Name: Edward Jay Rykoskey 
Rank/Branch: Lance Corporal/US Marine Corps 
Unit: Company C,
3rd Reconnaissance Battalion,
3rd Marine Division 
DaNang, South Vietnam 
Date of Birth: 11 May 1946 (Carlisle, PA)
Home of Record: Carlisle, PA
Date of Loss: 18 August 1966 
Country of Loss: South Vietnam
Loss Coordinates: 160338N 1081218E (AT819613) 
Click coordinates to view maps
Status in 1973: Killed in Action/Body Not Recovered 
Category: 3
Aircraft/Vehicle/Ground: Ground
Other Personnel In Incident: (none missing) 


SYNOPSIS:  Because the war in Vietnam lacked a defined front line, the enemy strategy made Long Range Reconnaissance Patrols (LRRP) a needed tool to gather intelligence about communist activities throughout Southeast Asia. The ground commanders who fought the day to day war readily recognized the need for special reconnaissance units at the onset of the fighting. During 1965 provisional LRRP units were formed with all assets they could spare.
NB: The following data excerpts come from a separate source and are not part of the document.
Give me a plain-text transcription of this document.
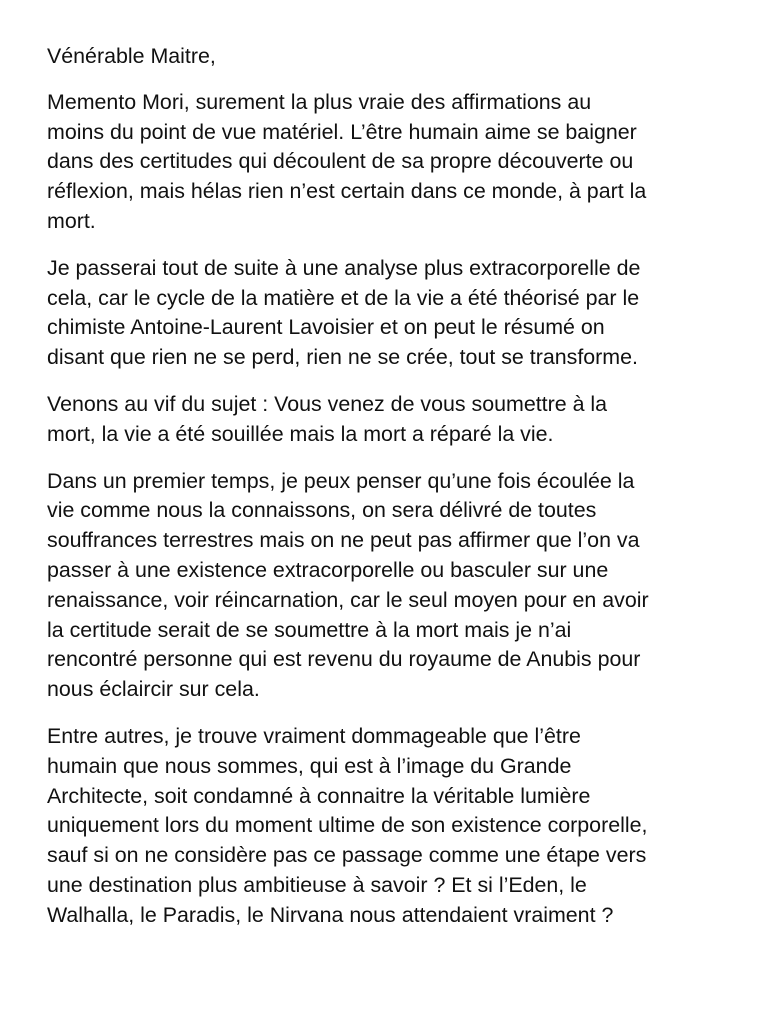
Vénérable Maitre,
Memento Mori, surement la plus vraie des affirmations au
moins du point de vue matériel. L’être humain aime se baigner
dans des certitudes qui découlent de sa propre découverte ou
réflexion, mais hélas rien n’est certain dans ce monde, à part la
mort.
Je passerai tout de suite à une analyse plus extracorporelle de
cela, car le cycle de la matière et de la vie a été théorisé par le
chimiste Antoine-Laurent Lavoisier et on peut le résumé on
disant que rien ne se perd, rien ne se crée, tout se transforme.
Venons au vif du sujet : Vous venez de vous soumettre à la
mort, la vie a été souillée mais la mort a réparé la vie.
Dans un premier temps, je peux penser qu’une fois écoulée la
vie comme nous la connaissons, on sera délivré de toutes
souffrances terrestres mais on ne peut pas affirmer que l’on va
passer à une existence extracorporelle ou basculer sur une
renaissance, voir réincarnation, car le seul moyen pour en avoir
la certitude serait de se soumettre à la mort mais je n’ai
rencontré personne qui est revenu du royaume de Anubis pour
nous éclaircir sur cela.
Entre autres, je trouve vraiment dommageable que l’être
humain que nous sommes, qui est à l’image du Grande
Architecte, soit condamné à connaitre la véritable lumière
uniquement lors du moment ultime de son existence corporelle,
sauf si on ne considère pas ce passage comme une étape vers
une destination plus ambitieuse à savoir ? Et si l’Eden, le
Walhalla, le Paradis, le Nirvana nous attendaient vraiment ?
On 18 August 1966, with nine months of service in Vietnam, LCpl. Edward Rykoskey was considered to be a well-trained and experienced "old hand." On that date he was assigned as the radio operator of a 4-man long range reconnaissance patrol. The team's mission was to locate, identify and report on enemy activity in the forested mountains approximately 9 miles due north of An Hoa and 11 miles southwest of DaNang, Quang Nam Province, South Vietnam.

After completing its mission, the team was moving toward a pre-briefed rendezvous point for pickup when they were ambushed by a Viet Cong (VC) force of unknown size. During the ensuing firefight, LCpl. Rykoskey was struck by small arms fire and fell to the ground. Other team members tried to reach him, but because of the intense enemy fire, they were unable to do so before being forced to withdraw.

The three remaining team members successfully escaped and evaded to a safe location where they were extracted by helicopter. Later they reported that when they were forced to retreat, Edward Rykoskey had been wounded and was either unconscious or dead. Further, they were unable to determine the extent or location of his wounds.

Search and rescue (SAR) efforts commenced immediately for the LCpl. Rykoskey. They continued for approximately four days, but were unable to find any trace of the missing radio operator or his equipment in and around the ambush site. At the time the formal SAR was terminated, Edward Rykoskey was immediately classified Killed in Action/Body Not Recovered. Shortly thereafter, his status was changed to Missing in Action. Then it was changed again, within a reasonably short period of time, back to Killed in Action/Body Not Recovered. All of these changes were made without explanation.

Whether Edward Rykoskey was alive and captured by the Viet Cong, or died in their hands in the jungle-covered countryside of South Vietnam is not known. If he did die of his wounds, he has a right to have his remains returned to his family and friends. However, if he survived, his fate like other Americans who remain unaccounted for in Southeast Asia, could be quite different. Either way what is known for certain is that the communists know what happened to him and could return him or his remains any time they had the desire to.

Since the end of the Vietnam War well over 21,000 reports of American prisoners, missing and otherwise unaccounted for have been received by our government. Many of these reports document LIVE America Prisoners of War remaining captive throughout Southeast Asia TODAY.

Military men in Vietnam were called upon to fight in many dangerous circumstances, and they were prepared to be wounded, killed or captured. It probably never occurred to them that they could be abandoned by the country they so proudly served.